Lamcy Plaza: As our Time Out guide said, this is “the mall that time forgot,” which was lucky for us because we were able to buy necessities such as a 5-liter jug of water and cargo pants at very reasonable prices. Families shop at this mall without walls, a five-story edifice with a supermarket in the penthouse and an open floor plan in which one retailer ran into the next. We found the lobby décor frightening yet intriguing: a mock Tower Bridge ran from floor to ceiling and an Animatronic clown climbed up and down a wire in perpetual robotic motion. Mall motto: “Good feel, Great deal.”

Dragonmart: A cab took us to the low end of Dubai mall culture, a warehouse packed with goods from China. We had hoped to find paper parasols and cheap decor, but the mall was short on cultural artifacts and long on fake designer handbags. Great place to cheaply furnish your Dubai apartment, but nothing that would fit in our suitcase (we have a temporary self-imposed ban on knockoff bags). Mall motto: “Quality. Value. Choice.”
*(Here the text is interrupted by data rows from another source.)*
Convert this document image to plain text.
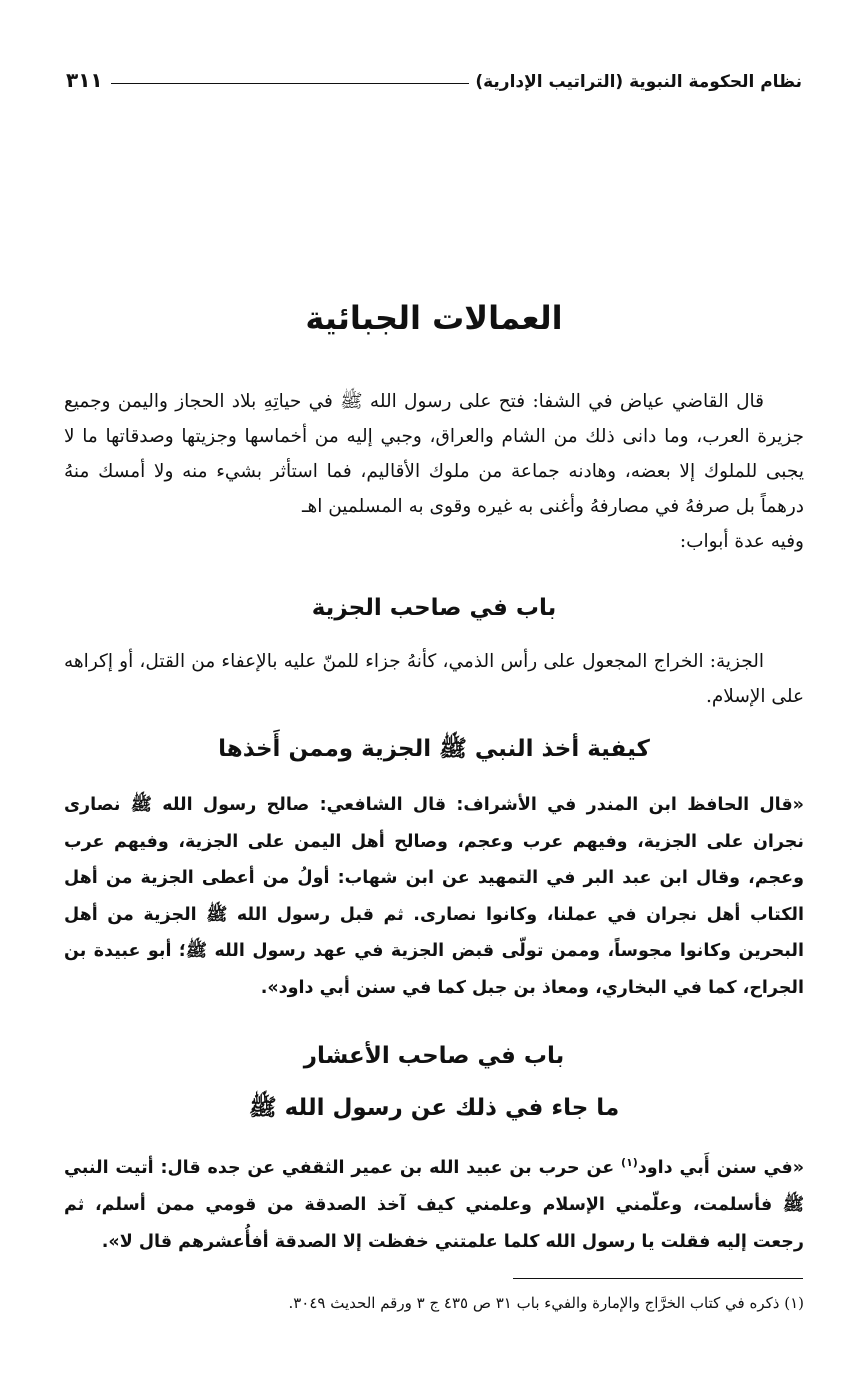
نظام الحكومة النبوية (التراتيب الإدارية)
٣١١
العمالات الجبائية

قال القاضي عياض في الشفا: فتح على رسول الله ﷺ في حياتِهِ بلاد الحجاز واليمن وجميع جزيرة العرب، وما دانى ذلك من الشام والعراق، وجبي إليه من أخماسها وجزيتها وصدقاتها ما لا يجبى للملوك إلا بعضه، وهادنه جماعة من ملوك الأقاليم، فما استأثر بشيء منه ولا أمسك منهُ درهماً بل صرفهُ في مصارفهُ وأغنى به غيره وقوى به المسلمين اهـ

وفيه عدة أبواب:

باب في صاحب الجزية

الجزية: الخراج المجعول على رأس الذمي، كأنهُ جزاء للمنّ عليه بالإعفاء من القتل، أو إكراهه على الإسلام.

كيفية أخذ النبي ﷺ الجزية وممن أَخذها

«قال الحافظ ابن المندر في الأشراف: قال الشافعي: صالح رسول الله ﷺ نصارى نجران على الجزية، وفيهم عرب وعجم، وصالح أهل اليمن على الجزية، وفيهم عرب وعجم، وقال ابن عبد البر في التمهيد عن ابن شهاب: أولُ من أعطى الجزية من أهل الكتاب أهل نجران في عملنا، وكانوا نصارى. ثم قبل رسول الله ﷺ الجزية من أهل البحرين وكانوا مجوساً، وممن تولّى قبض الجزية في عهد رسول الله ﷺ؛ أبو عبيدة بن الجراح، كما في البخاري، ومعاذ بن جبل كما في سنن أبي داود».

باب في صاحب الأعشار
ما جاء في ذلك عن رسول الله ﷺ

«في سنن أَبي داود$^{(١)}$ عن حرب بن عبيد الله بن عمير الثقفي عن جده قال: أتيت النبي ﷺ فأسلمت، وعلّمني الإسلام وعلمني كيف آخذ الصدقة من قومي ممن أسلم، ثم رجعت إليه فقلت يا رسول الله كلما علمتني خفظت إلا الصدقة أفأُعشرهم قال لا».

(١) ذكره في كتاب الخرَّاج والإمارة والفيء باب ٣١ ص ٤٣٥ ج ٣ ورقم الحديث ٣٠٤٩.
Wafi City: This is mall design on a spectacular level, typical of the over-the top Dubai scale. Wafi has an Egyptian theme: The roof peaks into pyramids evocative of those at Giza, two-story-tall statues of ancient Egyptian gods greet visitors at the door, and, the best part, visitors can rejuvenate at “Cleopatra’s Spa,” an experience so decadent it would have pleased the queen herself (a relaxation room features pools and hot tubs). Stores here run to the designer end; Ferraris, Lexuses and Range Rovers fill the parking lot. The place weirdly reminded us of the Egyptian-theme Muvico at the Arundel Mills Mall in Maryland. Do you still miss the experience of the authentic open-air marketplace? No worries. Wafi has an underground “souk” where vendors sell exquisite textiles and handicrafts -- with none of the inconveniences of an actual souk and at what were most likely vastly inflated prices. Mall motto: “A Rare Collection of Wonderful Things.”